Recognise This! – Poor management is often at the heart of the reason for RIFs, not a poor economy.

How many of you are in organisations that conducted some kind of reduction in force (RIF), layoff, furlough – call it what you will – during the recession or after? Why was that action necessary? Were reasons communicated throughout the organisation or where employees left to surmise “because the economy sank and business is bad.”

In her excellent HR Ringleader blog, Trish McFarlane offered a better answer – poor management practices. She cites three basic reasons a RIF is necessary:

   1. Fearful managers – those who would rather hide from poor performers than offer the constructive feedback they need throughout the year to get back on track.
   2. Lazy managers – those who simply don’t want to go through the legal hoops of documentation and firing appropriate for chronic poor performers who should be terminated.
   3. Incapable managers – those “lacking in business acumen” promoted beyond their ability to managerial roles in which they overhire, forcing RIFs.

I’ve perhaps oversimplified, but I do agree with Trish that these types of managers are common in organisations across industries, and they do lead to bloated staff of non-contributors. What do you do about it, especially in an environment reported in the UK (and that I see elsewhere in the world) in which employee confidence and trust in senior leader is at record lows? From a CIPD survey:

    “The survey findings highlight the importance of senior leaders in organisations putting even more emphasis during tough times on how they communicate, consult and involve staff where major changes such as restructuring or redundancies are being proposed. Evidence suggests that where employees benefit from effective communication and feel their views matter, and are taken into account before decisions are made, they are more likely to remain engaged in their work and committed to the organisation.”

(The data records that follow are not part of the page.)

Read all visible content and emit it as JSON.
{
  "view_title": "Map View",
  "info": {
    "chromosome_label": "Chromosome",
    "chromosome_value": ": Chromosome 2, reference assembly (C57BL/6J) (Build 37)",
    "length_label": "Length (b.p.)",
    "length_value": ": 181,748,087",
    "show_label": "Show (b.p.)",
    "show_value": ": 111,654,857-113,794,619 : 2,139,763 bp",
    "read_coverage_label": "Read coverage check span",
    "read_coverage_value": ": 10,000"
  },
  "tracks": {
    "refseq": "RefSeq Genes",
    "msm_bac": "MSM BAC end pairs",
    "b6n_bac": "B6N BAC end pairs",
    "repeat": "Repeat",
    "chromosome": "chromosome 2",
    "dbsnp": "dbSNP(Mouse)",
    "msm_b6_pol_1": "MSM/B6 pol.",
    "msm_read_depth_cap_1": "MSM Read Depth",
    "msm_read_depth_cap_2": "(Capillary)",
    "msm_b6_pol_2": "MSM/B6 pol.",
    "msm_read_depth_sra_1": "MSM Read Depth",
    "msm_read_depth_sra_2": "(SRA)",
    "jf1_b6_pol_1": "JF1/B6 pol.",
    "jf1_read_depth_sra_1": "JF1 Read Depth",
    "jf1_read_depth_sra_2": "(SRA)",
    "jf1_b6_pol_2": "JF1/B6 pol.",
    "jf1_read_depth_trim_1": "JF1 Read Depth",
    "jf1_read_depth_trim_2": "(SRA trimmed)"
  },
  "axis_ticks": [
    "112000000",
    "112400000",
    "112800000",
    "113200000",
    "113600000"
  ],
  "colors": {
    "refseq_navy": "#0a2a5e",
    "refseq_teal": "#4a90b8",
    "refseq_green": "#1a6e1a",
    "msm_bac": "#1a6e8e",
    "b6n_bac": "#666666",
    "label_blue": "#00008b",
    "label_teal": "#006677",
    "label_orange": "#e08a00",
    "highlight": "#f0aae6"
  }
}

In good times and bad, managers must manage appropriately! Provide consistent feedback and praise throughout the year to encourage high performance and correct poor performance. If necessary, remove poor performers who cannot or will not improve. Keeping them on board conveys a confusing message to employees that poor performance is tolerated.

Should a RIF still be necessary, communicate the reasons to employees, listen to their concerns, and involve them as much as possible in the load-balancing process. As long as actions are not a surprise to employees, trust can remain strong – even in the worst of times.

What are other reasons for a RIF? Is it purely poor management?